What did the Government actually do about its promise to reform the Act? Well, the Home Secretary Theresa May appointed Lord Justice Scott Baker to conduct, dread words, “an official review”. Baker’s conclusions were presented to the Home Secretary on September 30, 2011, and claimed, incredibly, that there is not “any basis to conclude that extradition from the United Kingdom to the US operates unfairly or oppressively”. What? Not oppressively? What about the oppressive treatment of Mr Tappin, lured into supposedly committing a non-existent offence, whose life is about to be effectively wrecked by this supposedly non-oppressive Act?

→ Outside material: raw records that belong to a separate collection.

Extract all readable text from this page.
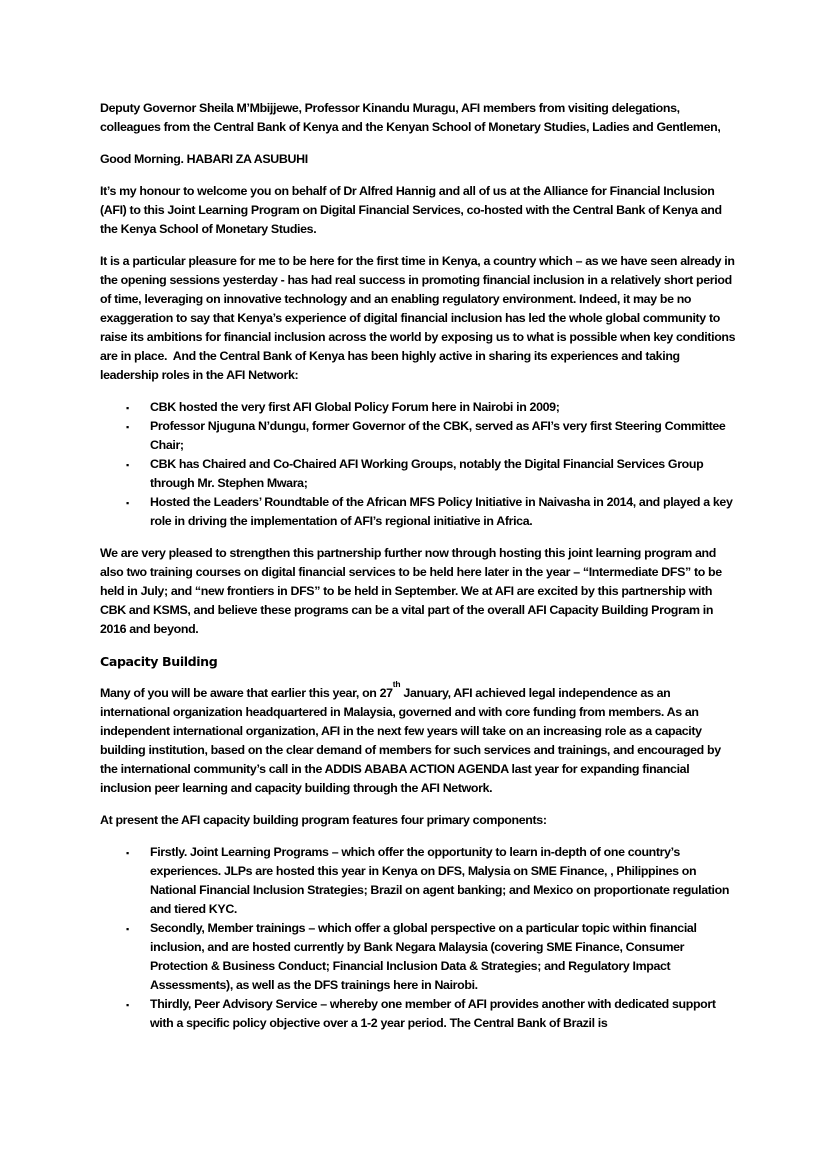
Deputy Governor Sheila M’Mbijjewe, Professor Kinandu Muragu, AFI members from visiting delegations, colleagues from the Central Bank of Kenya and the Kenyan School of Monetary Studies, Ladies and Gentlemen,

Good Morning. HABARI ZA ASUBUHI

It’s my honour to welcome you on behalf of Dr Alfred Hannig and all of us at the Alliance for Financial Inclusion (AFI) to this Joint Learning Program on Digital Financial Services, co-hosted with the Central Bank of Kenya and the Kenya School of Monetary Studies.

It is a particular pleasure for me to be here for the first time in Kenya, a country which – as we have seen already in the opening sessions yesterday - has had real success in promoting financial inclusion in a relatively short period of time, leveraging on innovative technology and an enabling regulatory environment. Indeed, it may be no exaggeration to say that Kenya’s experience of digital financial inclusion has led the whole global community to raise its ambitions for financial inclusion across the world by exposing us to what is possible when key conditions are in place.  And the Central Bank of Kenya has been highly active in sharing its experiences and taking leadership roles in the AFI Network:

▪ CBK hosted the very first AFI Global Policy Forum here in Nairobi in 2009;
▪ Professor Njuguna N’dungu, former Governor of the CBK, served as AFI’s very first Steering Committee Chair;
▪ CBK has Chaired and Co-Chaired AFI Working Groups, notably the Digital Financial Services Group through Mr. Stephen Mwara;
▪ Hosted the Leaders’ Roundtable of the African MFS Policy Initiative in Naivasha in 2014, and played a key role in driving the implementation of AFI’s regional initiative in Africa.

We are very pleased to strengthen this partnership further now through hosting this joint learning program and also two training courses on digital financial services to be held here later in the year – “Intermediate DFS” to be held in July; and “new frontiers in DFS” to be held in September. We at AFI are excited by this partnership with CBK and KSMS, and believe these programs can be a vital part of the overall AFI Capacity Building Program in 2016 and beyond.

Capacity Building

Many of you will be aware that earlier this year, on 27th January, AFI achieved legal independence as an international organization headquartered in Malaysia, governed and with core funding from members. As an independent international organization, AFI in the next few years will take on an increasing role as a capacity building institution, based on the clear demand of members for such services and trainings, and encouraged by the international community’s call in the ADDIS ABABA ACTION AGENDA last year for expanding financial inclusion peer learning and capacity building through the AFI Network.

At present the AFI capacity building program features four primary components:

▪ Firstly. Joint Learning Programs – which offer the opportunity to learn in-depth of one country’s experiences. JLPs are hosted this year in Kenya on DFS, Malysia on SME Finance, , Philippines on National Financial Inclusion Strategies; Brazil on agent banking; and Mexico on proportionate regulation and tiered KYC.
▪ Secondly, Member trainings – which offer a global perspective on a particular topic within financial inclusion, and are hosted currently by Bank Negara Malaysia (covering SME Finance, Consumer Protection & Business Conduct; Financial Inclusion Data & Strategies; and Regulatory Impact Assessments), as well as the DFS trainings here in Nairobi.
▪ Thirdly, Peer Advisory Service – whereby one member of AFI provides another with dedicated support with a specific policy objective over a 1-2 year period. The Central Bank of Brazil is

The Baker review, it should be said, contradicts the findings of Parliament’s Joint Committee on Human Rights (JCHR), which called for the Government to renegotiate the UK’s extradition treaty with the United States in order to ensure that British citizens get the same protection as Americans. But what will the Government actually do, now this wretched Baker has given them an excuse to do nothing?
It will ignore the parliamentary committee, that’s what: it will indeed do nothing. And by doing nothing, it will have proved yet again the old adage: that that is the necessary condition for evil to flourish. What is about to happen to Mr Tappin is truly evil: and by doing nothing to defend him, this Government, its Prime Minister, its Home Secretary and its Justice Ministers will have conspired to commit that evil. Shame on them all.